Given how well the classic song "Where Is My Mind?" worked at the end of Fight Club (1999) and given his "loudQUIETloud" (see Karina's review of the 2006 documentary) method of crafting songs, Black Francis (a.k.a. "Frank Black," a.k.a. Charles Thompson) would seem the perfect candidate to compose a fantastic new score for a classic silent film. And so an eager, sold-out crowd of fans lined up at the 51st San Francisco International Film Festival for a Friday night screening of Paul Wegener and Carl Boese's silent-era, German Expressionist horror film The Golem (1920), hoping for just that. Francis -- deliberately billed with his Pixies-era stage name -- set up underneath the screen at the Castro Theater with his seven-man band (strings, horns, keyboards, etc.) and started the proceedings with a blast of guitar (the "loud" portion of the evening).
Surprisingly, Francis' raspy, yowling vocals also emitted from the darkness; he has composed an album of songs to go with the film, rather than a traditional score. The trouble is that they don't always seem to go. The effect is rather like synching Pink Floyd to The Wizard of Oz. Sometimes some magical cohesion happens between image and music, but most times the two forms are battling for your attention. The most distracting thing of all was a snarky commentator/narrator whose job was to make fun of the film between songs. ("There has to be a 12-step program for this!") At least once he spoke over the film's intertitles, and so viewers were forced to choose between trying to read or listen.

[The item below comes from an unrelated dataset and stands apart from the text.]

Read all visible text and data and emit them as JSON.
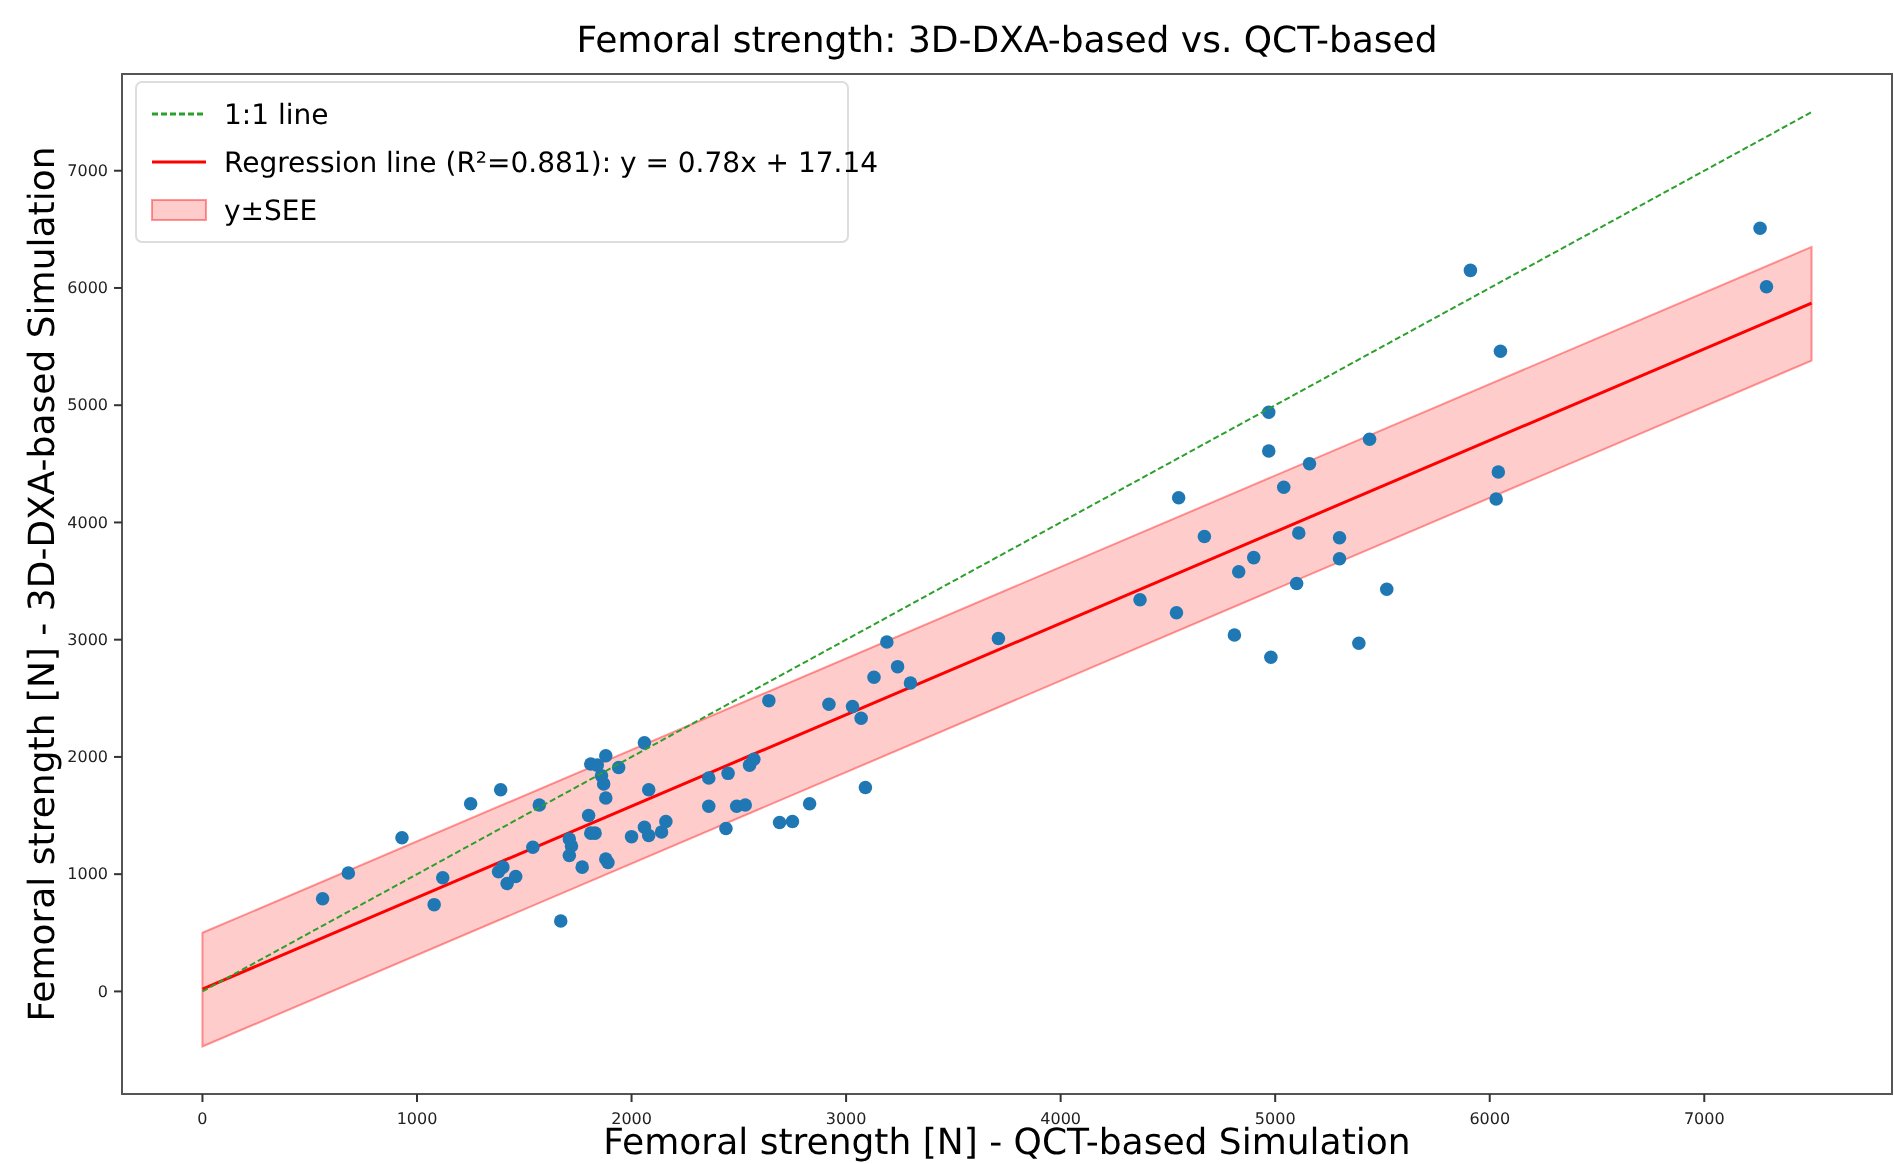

So, for those unable to follow the story, it goes like this: the emperor announces the expulsion of all the Jews from Prague. Rabbi Loew (Albert Steinruck) decides to save the day by building a man of clay and magically bringing it to life. In one amazing scene, the Rabbi and his assistant Famulus (Ernst Deutsch) conjure up a demon to learn the magic word that will animate the clay. Meanwhile, the messenger for the emperor, Knight Florian (Lathar Menthel), falls for the Rabbi's daughter, Miriam (Lyda Salmonova). Unfortunately, Famulus also loves her. The Golem does his job and saves the Jews, but before the Rabbi can return it to clay and destroy it, Famulus uses it to attack Florian (great way to win over the girl, that). From there, the Golem goes on a rampage, not unlike Frankenstein's monster.
Aside from his directing duties, Paul Wegener played the creepy, expressive Golem, which he had played twice before. Many consider the film to be an example of German Expressionism, but Wegener denied that label. The great film critic Lotte H. Eisner, in her 1974 book The Haunted Screen, argues that Wegener's slanted, skewed sets actually represent the realism of the Jewish ghettos, rather than a poetic interpretation. Regardless, Wegener very often resorts to ordinary, everyday shots for dialogue exchanges, and the result is less streamlined or off-kilter than other Expressionist horror classics like The Cabinet of Dr. Caligari (1919) or Nosferatu (1922); it's ultimately a good film, but not a great one.
Since Francis has chosen a second-tier film and doesn't have to suck up to some solemn, beloved classic, he can bend the rules a bit. It's an overall show of fits and starts, but even when it's not working, Francis' score still brings a new kind of agony to the story, much like the wailing of Neil Young's guitar score on Jim Jarmusch's Dead Man (1996). One of the most fascinating things Francis does is to compose lyrics from a first-person perspective, singing "I" did this, "I" want that or "I" am something else. It's not clear which point of view he represents... the Golem? The Rabbi? The lovers? Either way, it adds a new mystery to the film, a new level of melancholy. The agonized inner thoughts of the master and/or his creation bring the story closer to the more universal themes of Frankenstein.
In 2005, the San Francisco International Film Festival showed Frank Borzage's Street Angel (1928) with a live score by the San Francisco cult band American Music Club, and it was a perfect match, all the way through (it was one of the great movie nights of my life). That band, whose moods swing from joyous to glum, swayed with the emotional flow of the film. For The Golem, Francis's songs sometimes seemed like stand-alone tidbits, leftovers from old albums, but at other times they seemed to fit the story, literally, with lyrics about building a creature out of clay, or masters and servants. At still other times, Francis simply let loose with an amazing soaring instrumental. And when a particular musical mood matched up with an image, it was heavenly, like a sudden burst of light. At regardless, Francis is still in peak form, and his music still thunders and tingles.